Thursday, August 20, 2009

Fringe/Ether Steeds

Reviewed by Aaron Riccio

It is better, thinks sixteen-year-old Skeeta (Sarah Lord), to get lost among the understandable bits of nature, like Venus flytraps, than to spend time at home with Mom (Birgit Huppuch) and the men she drags home with her. Better to use the family's knack for storytelling (an art older than religion, we're reminded) to "shape the darkness." She flitters through her narrative like the mosquito she's named for, the ghost of her Daddy (Todd D'Amour) and her present but resentful Mother echoing her desperate hope: "I'd like to believe."

Jason Williamson's Ether Steeds is easy to believe in, thanks to its fantastical language ("soul-tired," "wedding-cake moon," "cactus heart") and phenomenal cast, which also includes Sahr Ngaujah, as electric here as the mild-mannered, wounded love-interest, Emory, as he was as the lead in Fela! last year. Niegel Smith's direction maintains the pace, using the lyrical repetitions to build tension and drawing a nice contrast between Skeeta's reality and her storybook ancestor, Ida, who falls for a kelpie (a supernatural horse, hence the "ether steeds").
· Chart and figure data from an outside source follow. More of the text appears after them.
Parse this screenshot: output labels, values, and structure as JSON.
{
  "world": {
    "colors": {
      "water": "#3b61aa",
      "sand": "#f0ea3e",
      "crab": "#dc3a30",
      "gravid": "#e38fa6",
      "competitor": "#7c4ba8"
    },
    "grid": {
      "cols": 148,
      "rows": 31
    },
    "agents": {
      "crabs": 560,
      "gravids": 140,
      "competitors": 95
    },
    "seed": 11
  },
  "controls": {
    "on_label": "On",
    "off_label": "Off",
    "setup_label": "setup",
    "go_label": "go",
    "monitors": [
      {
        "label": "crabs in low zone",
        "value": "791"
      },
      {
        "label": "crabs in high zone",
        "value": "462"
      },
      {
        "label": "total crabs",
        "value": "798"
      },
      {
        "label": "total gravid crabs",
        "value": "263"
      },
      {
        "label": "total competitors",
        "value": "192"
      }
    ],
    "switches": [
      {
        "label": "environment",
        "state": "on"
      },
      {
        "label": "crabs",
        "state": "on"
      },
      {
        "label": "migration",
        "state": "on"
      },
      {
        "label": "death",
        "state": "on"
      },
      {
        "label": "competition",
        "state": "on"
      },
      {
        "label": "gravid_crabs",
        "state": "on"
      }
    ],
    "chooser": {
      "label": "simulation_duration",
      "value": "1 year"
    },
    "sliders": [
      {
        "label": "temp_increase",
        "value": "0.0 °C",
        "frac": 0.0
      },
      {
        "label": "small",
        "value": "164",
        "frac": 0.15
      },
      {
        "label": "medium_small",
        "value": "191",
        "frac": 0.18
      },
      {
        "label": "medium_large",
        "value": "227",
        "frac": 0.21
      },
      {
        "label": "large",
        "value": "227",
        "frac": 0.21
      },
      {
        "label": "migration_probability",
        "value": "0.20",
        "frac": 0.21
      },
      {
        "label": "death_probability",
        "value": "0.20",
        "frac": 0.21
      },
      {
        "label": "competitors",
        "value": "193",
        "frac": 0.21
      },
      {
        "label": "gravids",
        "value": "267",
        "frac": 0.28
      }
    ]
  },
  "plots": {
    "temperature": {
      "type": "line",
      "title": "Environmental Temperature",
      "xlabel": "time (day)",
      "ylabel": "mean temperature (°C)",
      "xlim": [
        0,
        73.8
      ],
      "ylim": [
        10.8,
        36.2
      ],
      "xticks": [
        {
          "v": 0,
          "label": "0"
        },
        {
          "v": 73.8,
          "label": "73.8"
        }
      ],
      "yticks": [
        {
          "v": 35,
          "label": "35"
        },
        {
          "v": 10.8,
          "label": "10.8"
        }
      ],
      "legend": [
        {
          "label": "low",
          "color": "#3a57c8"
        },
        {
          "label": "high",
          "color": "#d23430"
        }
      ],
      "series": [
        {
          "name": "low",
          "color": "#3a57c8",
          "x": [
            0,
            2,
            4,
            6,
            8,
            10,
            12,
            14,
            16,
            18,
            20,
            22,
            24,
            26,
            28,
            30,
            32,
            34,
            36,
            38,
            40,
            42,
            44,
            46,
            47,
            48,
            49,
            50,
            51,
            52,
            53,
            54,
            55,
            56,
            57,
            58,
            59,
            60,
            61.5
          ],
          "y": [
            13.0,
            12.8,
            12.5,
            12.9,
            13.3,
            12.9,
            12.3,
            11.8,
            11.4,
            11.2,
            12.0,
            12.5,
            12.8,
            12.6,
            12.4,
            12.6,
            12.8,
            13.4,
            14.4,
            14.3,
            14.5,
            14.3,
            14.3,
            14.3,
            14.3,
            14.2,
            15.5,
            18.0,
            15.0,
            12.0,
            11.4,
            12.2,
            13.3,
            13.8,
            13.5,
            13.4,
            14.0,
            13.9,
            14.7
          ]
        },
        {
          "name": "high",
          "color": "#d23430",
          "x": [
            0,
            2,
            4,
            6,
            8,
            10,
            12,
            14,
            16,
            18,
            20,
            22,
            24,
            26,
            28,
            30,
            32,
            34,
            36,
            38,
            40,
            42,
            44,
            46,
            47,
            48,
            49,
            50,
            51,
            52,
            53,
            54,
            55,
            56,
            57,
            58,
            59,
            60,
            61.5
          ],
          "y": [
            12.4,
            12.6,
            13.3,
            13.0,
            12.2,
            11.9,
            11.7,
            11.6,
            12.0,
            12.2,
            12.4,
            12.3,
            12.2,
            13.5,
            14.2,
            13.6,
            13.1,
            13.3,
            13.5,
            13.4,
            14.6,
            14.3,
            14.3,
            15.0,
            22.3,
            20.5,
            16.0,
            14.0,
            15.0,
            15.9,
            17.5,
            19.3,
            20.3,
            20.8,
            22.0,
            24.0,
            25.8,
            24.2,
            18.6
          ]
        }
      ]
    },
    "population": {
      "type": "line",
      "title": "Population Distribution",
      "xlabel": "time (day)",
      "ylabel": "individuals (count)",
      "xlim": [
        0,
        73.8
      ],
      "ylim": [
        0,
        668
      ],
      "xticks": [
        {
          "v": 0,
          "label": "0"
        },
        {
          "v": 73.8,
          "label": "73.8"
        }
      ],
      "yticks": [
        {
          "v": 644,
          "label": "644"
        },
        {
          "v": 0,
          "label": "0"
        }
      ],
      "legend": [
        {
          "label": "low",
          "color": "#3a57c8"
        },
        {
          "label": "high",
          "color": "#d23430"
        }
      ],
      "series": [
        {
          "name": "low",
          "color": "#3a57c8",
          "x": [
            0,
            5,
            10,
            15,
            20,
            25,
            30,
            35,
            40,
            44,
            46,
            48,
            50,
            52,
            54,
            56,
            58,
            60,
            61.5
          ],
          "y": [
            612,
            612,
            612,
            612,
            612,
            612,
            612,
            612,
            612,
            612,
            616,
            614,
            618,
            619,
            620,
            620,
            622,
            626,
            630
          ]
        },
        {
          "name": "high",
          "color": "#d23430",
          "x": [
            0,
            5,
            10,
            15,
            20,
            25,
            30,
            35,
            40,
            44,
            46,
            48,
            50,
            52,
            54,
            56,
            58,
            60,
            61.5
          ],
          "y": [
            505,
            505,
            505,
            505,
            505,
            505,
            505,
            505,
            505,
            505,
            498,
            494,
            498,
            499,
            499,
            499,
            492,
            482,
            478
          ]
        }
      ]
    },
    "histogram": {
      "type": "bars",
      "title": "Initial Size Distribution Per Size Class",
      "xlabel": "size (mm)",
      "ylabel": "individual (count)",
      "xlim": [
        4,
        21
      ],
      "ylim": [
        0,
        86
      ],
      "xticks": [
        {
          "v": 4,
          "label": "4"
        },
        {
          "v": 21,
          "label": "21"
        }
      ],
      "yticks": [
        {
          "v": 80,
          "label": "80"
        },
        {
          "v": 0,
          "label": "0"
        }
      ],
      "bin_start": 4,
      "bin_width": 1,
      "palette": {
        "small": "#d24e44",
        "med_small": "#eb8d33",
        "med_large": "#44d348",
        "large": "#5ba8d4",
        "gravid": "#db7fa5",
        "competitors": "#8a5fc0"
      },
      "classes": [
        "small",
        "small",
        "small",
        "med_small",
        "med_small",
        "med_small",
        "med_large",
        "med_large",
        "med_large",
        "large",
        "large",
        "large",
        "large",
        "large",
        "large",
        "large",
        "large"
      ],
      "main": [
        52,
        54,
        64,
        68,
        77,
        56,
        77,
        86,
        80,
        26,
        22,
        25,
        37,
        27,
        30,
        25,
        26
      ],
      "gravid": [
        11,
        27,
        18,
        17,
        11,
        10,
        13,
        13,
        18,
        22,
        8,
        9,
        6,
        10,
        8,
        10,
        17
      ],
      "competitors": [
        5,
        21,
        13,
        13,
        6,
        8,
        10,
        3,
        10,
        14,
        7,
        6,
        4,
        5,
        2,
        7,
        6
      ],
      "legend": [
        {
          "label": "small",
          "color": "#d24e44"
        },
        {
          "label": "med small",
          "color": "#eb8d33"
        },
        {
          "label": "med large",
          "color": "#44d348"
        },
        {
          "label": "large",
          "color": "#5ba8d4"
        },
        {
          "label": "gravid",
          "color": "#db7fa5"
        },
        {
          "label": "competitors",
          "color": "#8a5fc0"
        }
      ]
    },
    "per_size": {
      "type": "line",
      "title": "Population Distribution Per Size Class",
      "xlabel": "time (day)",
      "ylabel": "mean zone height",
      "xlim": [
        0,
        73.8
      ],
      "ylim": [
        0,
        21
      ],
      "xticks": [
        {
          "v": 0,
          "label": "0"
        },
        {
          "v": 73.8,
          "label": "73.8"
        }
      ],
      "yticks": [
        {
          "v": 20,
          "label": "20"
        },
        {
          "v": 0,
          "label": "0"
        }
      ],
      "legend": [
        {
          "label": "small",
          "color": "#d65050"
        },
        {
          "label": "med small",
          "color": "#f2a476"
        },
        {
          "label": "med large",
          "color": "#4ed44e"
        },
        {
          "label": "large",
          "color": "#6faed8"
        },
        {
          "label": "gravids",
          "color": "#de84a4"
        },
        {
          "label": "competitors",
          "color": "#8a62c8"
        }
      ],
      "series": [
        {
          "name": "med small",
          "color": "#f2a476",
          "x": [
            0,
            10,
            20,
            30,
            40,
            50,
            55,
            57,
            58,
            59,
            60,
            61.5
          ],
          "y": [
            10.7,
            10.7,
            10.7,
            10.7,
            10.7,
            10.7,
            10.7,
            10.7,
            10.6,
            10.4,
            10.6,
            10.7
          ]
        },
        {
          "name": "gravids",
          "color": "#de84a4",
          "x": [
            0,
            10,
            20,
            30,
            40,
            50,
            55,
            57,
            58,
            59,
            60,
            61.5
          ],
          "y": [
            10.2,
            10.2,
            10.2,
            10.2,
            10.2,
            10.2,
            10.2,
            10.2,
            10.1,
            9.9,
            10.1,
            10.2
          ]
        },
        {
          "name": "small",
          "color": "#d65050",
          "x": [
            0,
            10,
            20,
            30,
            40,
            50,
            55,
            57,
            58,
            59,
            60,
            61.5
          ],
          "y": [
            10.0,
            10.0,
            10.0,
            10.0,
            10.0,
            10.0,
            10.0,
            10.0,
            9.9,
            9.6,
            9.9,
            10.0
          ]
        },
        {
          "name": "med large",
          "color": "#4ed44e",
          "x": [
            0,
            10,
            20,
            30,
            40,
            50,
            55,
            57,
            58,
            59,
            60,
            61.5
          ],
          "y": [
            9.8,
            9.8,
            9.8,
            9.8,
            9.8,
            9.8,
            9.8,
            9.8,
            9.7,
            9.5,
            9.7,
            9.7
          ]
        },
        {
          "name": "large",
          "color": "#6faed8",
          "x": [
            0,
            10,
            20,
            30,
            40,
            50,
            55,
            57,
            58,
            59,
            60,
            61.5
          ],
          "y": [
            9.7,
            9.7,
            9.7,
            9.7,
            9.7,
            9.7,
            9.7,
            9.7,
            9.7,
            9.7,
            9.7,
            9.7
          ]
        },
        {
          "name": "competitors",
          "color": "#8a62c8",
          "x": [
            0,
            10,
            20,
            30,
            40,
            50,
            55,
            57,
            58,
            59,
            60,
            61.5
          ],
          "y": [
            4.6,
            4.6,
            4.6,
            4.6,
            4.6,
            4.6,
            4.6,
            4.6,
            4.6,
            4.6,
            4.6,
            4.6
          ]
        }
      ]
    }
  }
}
The dream-like quality of the show is well-tempered by the presence of actors like the sturdy D'Amour and phenomenally ranged Huppuch, though Lord still manages to steal the show with her character's so-deliberate-it's-accidental charm.

On a scale from 1 to 5, with 1 being "drowning in metaphors" and 5 being "smooth sailing on a raft of beautiful ideas," Ether Steeds easily gets a 5.